その考え方は、情報過多の時代に「何か特別なもの」を探し続け、少し疲れていた私の中に、すとんと落ちてきました。この視点は、今の時代にこそ必要とされている。そう確信し、田村さんに出版を相談しました。

哲学は、世界を「面白がる」ためのツール

田村さんの発想の基礎には、「哲学」と「クイズ」という二つのユニークな幹があります。特に私に響いたのは、哲学との向き合い方でした。

実は私も大学院まで哲学を専攻し、その思考の面白さや物事の本質を捉える力を、もっと多くの人に伝えたいと願っていました。しかし、哲学はしばしば「難解で役に立たない学問」と見なされがちです。

そんな中、田村さんは哲学の博士号を持ちながら、その知見をアカデミズムの世界に閉じ込めることなく、日常や仕事を豊かにするための実践的なツールとして軽やかに使いこなしていました。QuizKnockの運営会社batonでの番組やECストアのプロデュースからSNSでの発信、批評活動まで、彼の活動のすべてに「面白がる」という哲学的なスタンスが貫かれていたのです。

誰もが画一的な成功を目指すのではなく、それぞれの視点で世界を切り取り、自分だけの価値を見出し、それを趣味や仕事を通して他の人にも伝えていく。そんな人が増えれば、世界はもっと豊かになるはず。この本には、そんな未来へのささやかな希望が込められています。

「自己満足」という独自性の種

本づくりは、田村さんとの対話を重ねることから始まりました。エンタメと哲学研究者、二つの顔を持つ彼の頭の中をどうすれば一冊の本として届けられるか。その対話の中から生まれたのが、本書の核となる「図と地の思考」というコンセプトです。

私たちが普段意識しているものは「図(意識されるもの)」ですが、その背景にあって当たり前すぎて気づかないものが「地(意識されない背景)」です。そして、その「地」には、私たちのこだわりや癖があります。それは「独自性」の種となるものです。

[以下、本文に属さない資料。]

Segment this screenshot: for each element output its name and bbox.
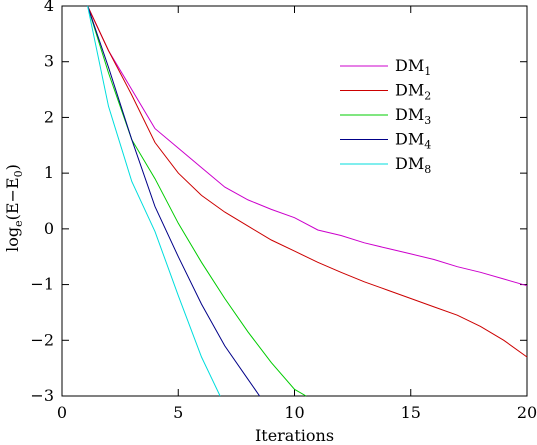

私たちのこだわりや癖は、世間ではネガティブに扱われがちな「自己満足」と言い換えることもできます。しかし田村さんは、役に立つか評価されるかは一旦横に置き、まず自分が「面白い」「気になる」と感じる気持ちを大切にすることの重要性を説きます。

AIが最適解を瞬時に導き出す時代だからこそ、その人だけのこだわりや「自己満足」が、仕事のモチベーションを支え、誰も思いつかなかった価値を生み出す源泉になるのです。

「消耗しない働き方」のヒントは、哲学と日常の中に

制作中、私の頭には一冊の本がありました。文芸評論家・三宅香帆さんの『なぜ働いていると本が読めなくなるのか』です。仕事に心身を消耗し、好きだったはずのことから遠ざかってしまう。そんな現代の働き方への問題提起に、深く共感していました。『独自性のつくり方』は、その問いに対するひとつの「応答」になるのではないか。そんな思いを抱いていました。

だからこそ、三宅さんから本書に推薦文をいただけたことは、望外の喜びでした。

「好きを仕事にするにはどうしたらいいのか」という究極の問いに「自分らしさをつくる」という解を教えてくれる一冊。

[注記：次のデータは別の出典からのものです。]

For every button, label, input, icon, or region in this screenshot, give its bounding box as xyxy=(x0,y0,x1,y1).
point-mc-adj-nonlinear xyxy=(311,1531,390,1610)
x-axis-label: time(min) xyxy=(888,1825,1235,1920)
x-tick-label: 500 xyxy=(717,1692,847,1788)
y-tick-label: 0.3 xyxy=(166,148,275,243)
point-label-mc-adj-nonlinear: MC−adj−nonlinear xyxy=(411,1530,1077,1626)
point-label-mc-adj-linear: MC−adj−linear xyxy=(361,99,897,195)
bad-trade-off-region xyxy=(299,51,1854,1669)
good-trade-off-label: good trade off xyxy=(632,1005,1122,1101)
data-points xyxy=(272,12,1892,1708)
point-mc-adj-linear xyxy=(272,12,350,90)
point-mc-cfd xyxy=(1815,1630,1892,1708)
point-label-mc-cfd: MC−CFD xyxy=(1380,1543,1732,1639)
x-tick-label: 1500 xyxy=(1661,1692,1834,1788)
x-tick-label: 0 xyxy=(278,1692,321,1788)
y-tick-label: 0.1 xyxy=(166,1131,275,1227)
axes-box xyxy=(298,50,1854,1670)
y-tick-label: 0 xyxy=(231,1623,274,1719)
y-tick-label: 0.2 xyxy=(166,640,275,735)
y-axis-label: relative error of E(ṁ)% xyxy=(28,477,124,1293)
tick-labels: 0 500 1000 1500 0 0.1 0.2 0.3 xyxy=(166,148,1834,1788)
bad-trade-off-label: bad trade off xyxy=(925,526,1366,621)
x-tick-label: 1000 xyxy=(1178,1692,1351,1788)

本書を読んだあと、私の働く社会は、少し明瞭に、楽しく、光って見えた。きっと現代に生きるこの若き哲学者は、AIではなく人間が働く意味を皆に伝えているのだ。

この推薦文は、本書が今の時代にもつ意義を、鮮やかに照らし出してくれました。中でも「私の働く社会は、少し明瞭に、楽しく、光って見えた」という一文には、田村さんの思考と文体の特徴である、熟考に裏打ちされた「軽やかさ」が見事に映し出されていると感じます。。

その軽やかさの源流は、おそらく田村さんの専門である哲学者メルロ=ポンティにあるのでしょう。彼は、私たちが生きる日常や身体感覚といった現実を哲学の対象としました。本書に溢れる日常への解像度の高い眼差しは、その深い思索から生まれているのです。

この本は、誰もが「すごい人」になるためのノウハウ本ではありません。むしろ、他人の評価軸や終わらない競争に疲れたときにこそ、手に取ってほしい一冊です。AIに真似できない、あなただけの価値の源泉は、特別な場所ではなく、見過ごしてきた日常の中に静かに眠っています。

この本が、ひとりでも多くの人が自分の日常を「面白がる」きっかけとなり、それぞれの「面白い」が響き合う社会につながっていくことを心から願っています。